This morning, the provincial government approved the final version of the ballot that will be mailed to registered voters in Metro Vancouver this spring for funding much needed transit expansion in our region.
|Provincially-approved ballot. Select image to enlarge.|
The first thing apparent to me is that the province doesn’t want to be associated with this referendum which they forced upon the region. If the referendum fails, it will be the province that will have to deal with the aftermath; I believe the referendum will succeeded.
The province is calling the proposed regional 0.5% sales tax the “Metro Vancouver Congestion Improvement Tax.” I actually think it is a good name as it links the 0.5% sales tax increase directly to the transportation improvements that the tax will fund.
The referendum is now called a plebiscite.
Of course, the province also performed some “minor refinements” to the ballot question. The changes made were actually pretty major.
In the mayors’ proposed ballot, the “what” and the “why” of the transportation vision were provided. The province’s final version of the ballot removed the “why” component. This was likely to ensure that the ballot didn’t seem biased.
As an example, the mayors version of the ballot stated:
One million more people will live and work in Metro Vancouver by 2040. The region’s mayors worked together to develop a plan to reduce congestion on roads and bridge and to provide more transit to communities across the region.
The final version as approved by the province states:
The region's mayors have developed a Transportation and Transit Plan called Regional Transportation Investments -a Vision for Metro Vancouver.
Another interesting point is that the list of items included in the mayors’ version of the ballot were simplified in the provincial version.
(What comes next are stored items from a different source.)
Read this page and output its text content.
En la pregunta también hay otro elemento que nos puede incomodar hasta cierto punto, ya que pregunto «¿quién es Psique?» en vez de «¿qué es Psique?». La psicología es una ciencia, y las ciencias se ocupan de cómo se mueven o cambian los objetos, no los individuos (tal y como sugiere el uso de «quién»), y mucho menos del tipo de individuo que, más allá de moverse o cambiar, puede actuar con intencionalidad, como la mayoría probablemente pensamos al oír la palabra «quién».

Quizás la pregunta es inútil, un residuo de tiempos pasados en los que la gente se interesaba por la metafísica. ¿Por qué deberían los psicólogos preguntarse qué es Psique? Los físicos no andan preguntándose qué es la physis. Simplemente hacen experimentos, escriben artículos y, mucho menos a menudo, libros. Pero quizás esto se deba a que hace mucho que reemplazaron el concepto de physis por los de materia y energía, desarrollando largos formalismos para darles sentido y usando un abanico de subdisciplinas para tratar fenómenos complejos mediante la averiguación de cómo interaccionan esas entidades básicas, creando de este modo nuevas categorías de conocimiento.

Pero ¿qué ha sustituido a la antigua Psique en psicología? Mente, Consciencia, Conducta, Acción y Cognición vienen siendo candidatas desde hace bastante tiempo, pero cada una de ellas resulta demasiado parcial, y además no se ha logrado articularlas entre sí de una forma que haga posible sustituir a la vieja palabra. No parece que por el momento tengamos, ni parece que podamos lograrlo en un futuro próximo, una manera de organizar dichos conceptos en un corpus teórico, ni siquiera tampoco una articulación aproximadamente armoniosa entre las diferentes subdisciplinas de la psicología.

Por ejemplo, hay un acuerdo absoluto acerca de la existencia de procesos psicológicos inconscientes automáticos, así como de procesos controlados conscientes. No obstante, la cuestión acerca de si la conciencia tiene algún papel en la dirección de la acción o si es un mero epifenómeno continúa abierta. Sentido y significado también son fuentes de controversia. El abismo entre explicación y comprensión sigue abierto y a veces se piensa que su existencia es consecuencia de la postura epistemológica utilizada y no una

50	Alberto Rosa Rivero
For example, the mayors’ version stated “Build light rail transit connecting Surrey Centre with Guildford, Newton, and Langley”, while the final provincial version says “Build rapid transits connecting Surrey Centre with Guildford, Newton, and Langley”.
I’m happy that the final version of the ballot contains the wording “revenue and expenditures would be subject to annual independent audits and public reporting.” People need to know that the 0.5% tax will go 100% to improving transportation in Metro Vancouver.
The province stated today that the 0.5% sales tax “would be applied as a sales tax to the majority of goods and services that are subject to the PST and are sold or delivered within the region.” This leads me to believe that more items will be exempt from the new regional sales tax than the provincial sales tax.
The plebiscite will require 50%+1 regional support to be approved.
With the ballot now finalized, the work begins to let voters in Metro Vancouver known that a small increase in tax will provide a large increase in transit service throughout all of Metro Vancouver. The South of Fraser is set to receive about half of this investment if the plebiscite is approved.